Theatrical release poster

Status: Lost

DOTA: Nakakabaliw (lit. DOTA Drives You Crazy) is a 2014 Filipino drama film directed by Dyzal M. Damun and starring teen actors James Matthew, Joyce Ching and comedienne Whitney Tyson (erroneously billed as "Whitney Tyzon").[1] As the name suggests, the film decries the supposed dangers of online video games, particularly the multiplayer online battle arena Defense of the Ancients which gained popularity in the Philippines in the 2010s, and revolves around the melodramatic events that ensue when high school students become obsessed with playing DotA— and become addicted and involved in various crimes.

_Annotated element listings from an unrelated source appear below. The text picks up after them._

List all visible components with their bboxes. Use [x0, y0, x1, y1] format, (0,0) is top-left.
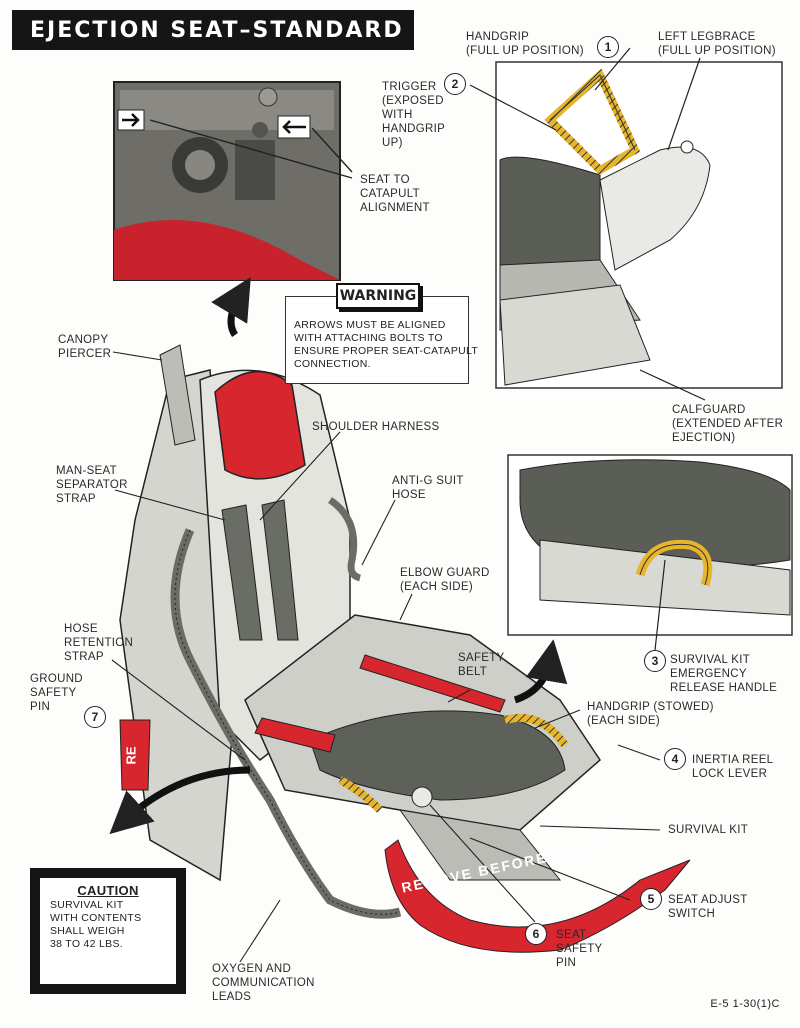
- page-title-text: EJECTION SEAT–STANDARD: [30, 17, 404, 43]
- label-survival-release: SURVIVAL KIT EMERGENCY RELEASE HANDLE: [670, 654, 778, 694]
- label-oxygen-leads: OXYGEN AND COMMUNICATION LEADS: [212, 963, 315, 1003]
- warning-text: ARROWS MUST BE ALIGNED WITH ATTACHING BO…: [294, 319, 479, 370]
- label-left-legbrace: LEFT LEGBRACE (FULL UP POSITION): [658, 31, 776, 57]
- label-canopy-piercer: CANOPY PIERCER: [58, 334, 112, 360]
- label-man-seat-strap: MAN-SEAT SEPARATOR STRAP: [56, 465, 128, 505]
- label-handgrip-up: HANDGRIP (FULL UP POSITION): [466, 31, 584, 57]
- callout-5: 5: [640, 888, 662, 910]
- inset-catapult-alignment: [113, 81, 353, 281]
- main-seat: [109, 276, 691, 953]
- callout-6: 6: [525, 923, 547, 945]
- label-inertia-reel: INERTIA REEL LOCK LEVER: [692, 754, 774, 780]
- label-seat-catapult: SEAT TO CATAPULT ALIGNMENT: [360, 174, 430, 214]
- label-ground-safety-pin: GROUND SAFETY PIN: [30, 673, 83, 713]
- label-seat-safety-pin: SEAT SAFETY PIN: [556, 929, 603, 969]
- label-calfguard: CALFGUARD (EXTENDED AFTER EJECTION): [672, 404, 784, 444]
- leader-lines: [111, 351, 661, 963]
- label-anti-g-hose: ANTI-G SUIT HOSE: [392, 475, 464, 501]
- callout-7: 7: [84, 706, 106, 728]
- inset-legbrace: [469, 47, 783, 401]
- caution-box: CAUTION SURVIVAL KIT WITH CONTENTS SHALL…: [30, 868, 186, 994]
- callout-3: 3: [644, 650, 666, 672]
- caution-heading: CAUTION: [77, 883, 139, 898]
- label-safety-belt: SAFETY BELT: [458, 652, 505, 678]
- tag-text: RE: [123, 746, 139, 765]
- inset-survival-kit: [507, 454, 793, 651]
- callout-1: 1: [597, 36, 619, 58]
- label-handgrip-stowed: HANDGRIP (STOWED) (EACH SIDE): [587, 701, 714, 727]
- label-survival-kit: SURVIVAL KIT: [668, 824, 749, 836]
- callout-2: 2: [444, 73, 466, 95]
- label-shoulder-harness: SHOULDER HARNESS: [312, 421, 440, 433]
- figure-code: E-5 1-30(1)C: [710, 998, 780, 1010]
- label-trigger: TRIGGER (EXPOSED WITH HANDGRIP UP): [382, 81, 446, 149]
- label-seat-adjust: SEAT ADJUST SWITCH: [668, 894, 748, 920]
- label-hose-retention: HOSE RETENTION STRAP: [64, 623, 134, 663]
- warning-box: WARNING ARROWS MUST BE ALIGNED WITH ATTA…: [285, 283, 478, 384]
- callout-4: 4: [664, 748, 686, 770]
- caution-text: SURVIVAL KIT WITH CONTENTS SHALL WEIGH 3…: [50, 899, 142, 950]
- page-title: EJECTION SEAT–STANDARD: [12, 10, 414, 50]
- label-elbow-guard: ELBOW GUARD (EACH SIDE): [400, 567, 490, 593]
- warning-heading: WARNING: [336, 283, 420, 309]
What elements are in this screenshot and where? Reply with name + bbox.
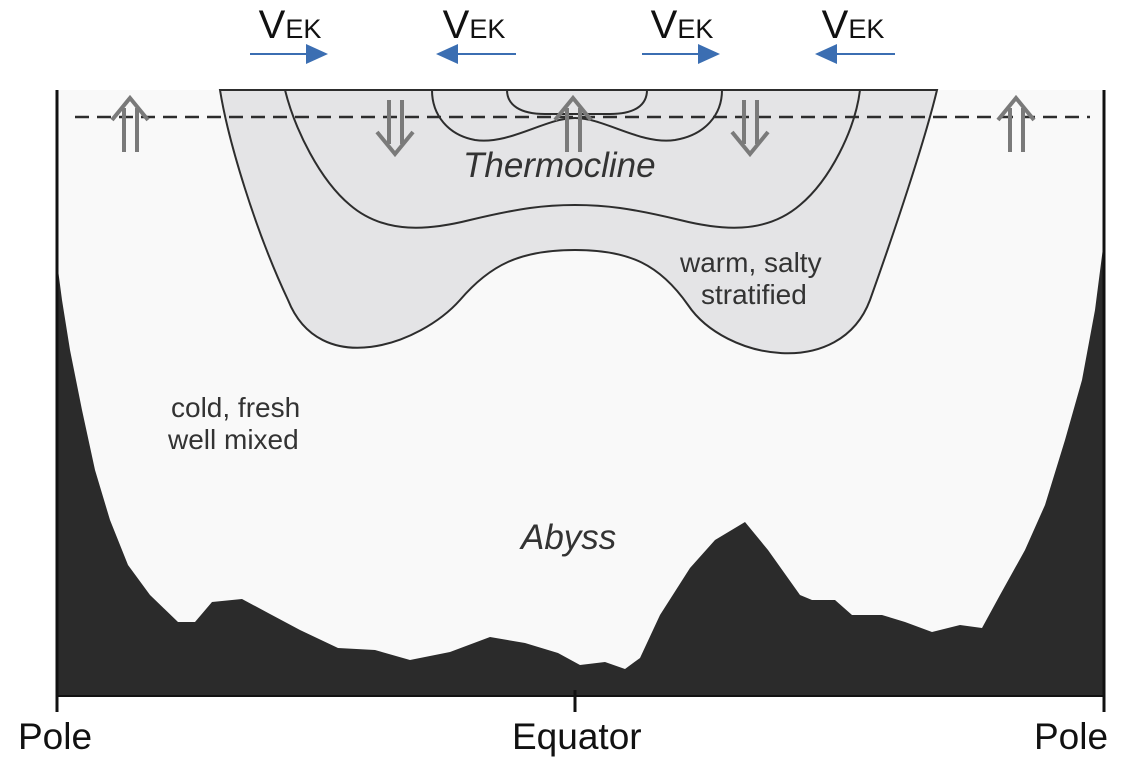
ekman-label: V [821,3,849,47]
ekman-transport-1: VEK [240,2,340,72]
ekman-subscript: EK [469,14,506,44]
left-pole-label: Pole [18,716,93,757]
arrow-left-icon [815,44,895,64]
downwelling-arrow [730,100,770,158]
ekman-transport-2: VEK [424,2,524,72]
warm-salty-label: warm, salty [680,247,822,278]
upwelling-arrow [996,94,1036,152]
ekman-transport-4: VEK [803,2,903,72]
well-mixed-label: well mixed [168,424,299,455]
ekman-subscript: EK [677,14,714,44]
ekman-subscript: EK [285,14,322,44]
thermocline-label: Thermocline [463,146,656,185]
cold-fresh-label: cold, fresh [171,392,301,423]
right-pole-label: Pole [1034,716,1109,757]
ekman-label: V [650,3,678,47]
arrow-right-icon [250,44,328,64]
ekman-subscript: EK [848,14,885,44]
ocean-floor [57,185,1104,696]
upwelling-arrow [553,94,593,152]
thermocline-region [218,89,939,355]
arrow-right-icon [642,44,720,64]
stratified-label: stratified [701,279,807,310]
upwelling-arrow [110,94,150,152]
isotherm-core [506,89,648,115]
equator-label: Equator [512,716,642,757]
arrow-left-icon [436,44,516,64]
ekman-label: V [442,3,470,47]
isotherm-inner [431,89,723,142]
downwelling-arrow [375,100,415,158]
isotherm-middle [284,89,861,229]
abyss-label: Abyss [521,518,617,557]
ekman-label: V [258,3,286,47]
ekman-transport-3: VEK [632,2,732,72]
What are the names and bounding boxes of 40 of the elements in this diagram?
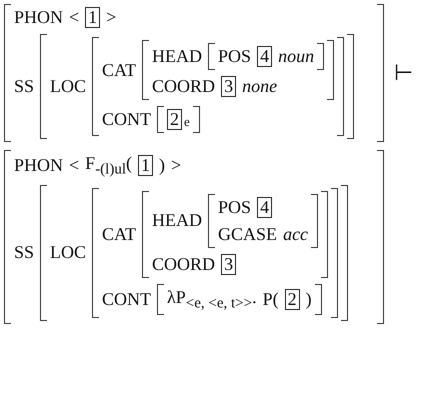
turnstile-symbol: ⊢ [394,60,413,86]
feature-name: POS [218,46,252,67]
tag-box: 3 [221,254,236,275]
attribute-value-matrix [157,106,200,133]
feature-name: CAT [102,60,136,80]
feature-name: PHON [14,155,64,176]
tag-box: 3 [221,76,236,97]
feature-value: > [171,155,182,176]
feature-name: PHON [14,7,64,28]
feature-name: SS [14,76,34,97]
feature-name: LOC [50,242,86,264]
feature-value: ) [159,155,166,176]
feature-name: HEAD [152,210,202,232]
subscript-type: e [184,114,190,130]
feature-value: acc [283,224,308,245]
feature-value: none [242,76,278,97]
tag-box: 4 [257,46,272,67]
feature-value: ) [306,288,312,310]
feature-name: LOC [50,76,86,97]
feature-name: GCASE [218,224,278,245]
feature-name: COORD [152,254,216,275]
feature-value: > [106,7,116,28]
feature-name: CONT [102,109,152,130]
feature-name: CONT [102,288,152,310]
tag-box: 1 [138,155,154,176]
feature-value: < [69,7,80,28]
feature-name: HEAD [152,46,202,67]
tag-box: 4 [257,196,272,218]
tag-box: 1 [85,7,100,28]
feature-name: COORD [152,76,216,97]
feature-value: < [69,155,80,176]
feature-name: POS [218,196,252,218]
feature-value: λP$_{<e, <e, t>>}$. [167,286,257,312]
feature-value: F$_{-(l)ul}$( [85,153,132,179]
feature-name: SS [14,242,34,264]
feature-value: noun [278,46,314,67]
tag-box: 2 [284,288,300,310]
feature-value: P( [262,288,279,310]
tag-box: 2 [167,109,182,130]
feature-name: CAT [102,224,136,245]
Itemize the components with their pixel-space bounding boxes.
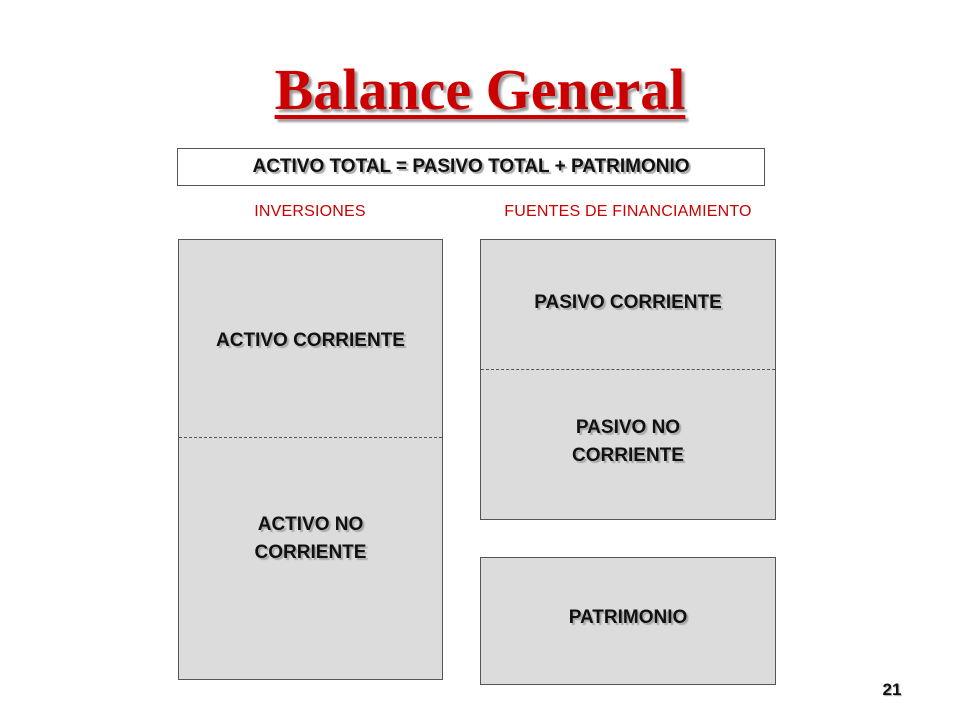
accounting-equation-text: ACTIVO TOTAL = PASIVO TOTAL + PATRIMONIO	[252, 156, 690, 177]
heading-inversiones: INVERSIONES	[254, 203, 366, 220]
accounting-equation-box: ACTIVO TOTAL = PASIVO TOTAL + PATRIMONIO	[177, 148, 765, 186]
label-activo-no-corriente-2: CORRIENTE	[254, 542, 367, 563]
assets-divider	[179, 437, 442, 438]
label-activo-corriente: ACTIVO CORRIENTE	[216, 330, 405, 351]
slide-title: Balance General	[274, 57, 686, 122]
label-pasivo-no-corriente-1: PASIVO NO	[575, 417, 681, 438]
page-number: 21	[882, 680, 902, 699]
label-activo-no-corriente-1: ACTIVO NO	[257, 514, 364, 535]
liabilities-divider	[481, 369, 775, 370]
heading-fuentes: FUENTES DE FINANCIAMIENTO	[504, 203, 752, 220]
label-patrimonio: PATRIMONIO	[568, 607, 688, 628]
liabilities-box: PASIVO CORRIENTE PASIVO NO CORRIENTE	[480, 239, 776, 520]
label-pasivo-corriente: PASIVO CORRIENTE	[534, 292, 722, 313]
assets-box: ACTIVO CORRIENTE ACTIVO NO CORRIENTE	[178, 239, 443, 680]
label-pasivo-no-corriente-2: CORRIENTE	[572, 445, 684, 466]
equity-box: PATRIMONIO	[480, 557, 776, 685]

The film was widely ridiculed in Filipino internet circles both for its absurd and moralistic premise as well as its highly amateurish production values,[2][3] especially considering its wide theatrical release,[4] particularly with the poster with badly-cut out pictures of the lead actors apparently pulled from their social media profiles and a poorly-cropped screenshot of DotA in the background. Some netizens compared it unfavourably to the 1936 American exploitation film Reefer Madness, which was initially released as a social guidance film portraying the purported horrors of recreational consumption of cannabis but later gained a cult following as an exploitation movie, while others—in a textbook example of Poe's law—wondered if this was an (overblown) class project or a purposely bad satirical comedy.[2]

Availability

Despite it being released relatively recently, only a trailer and a theatrical release poster of the film are known to exist as the full movie is still unaccounted for.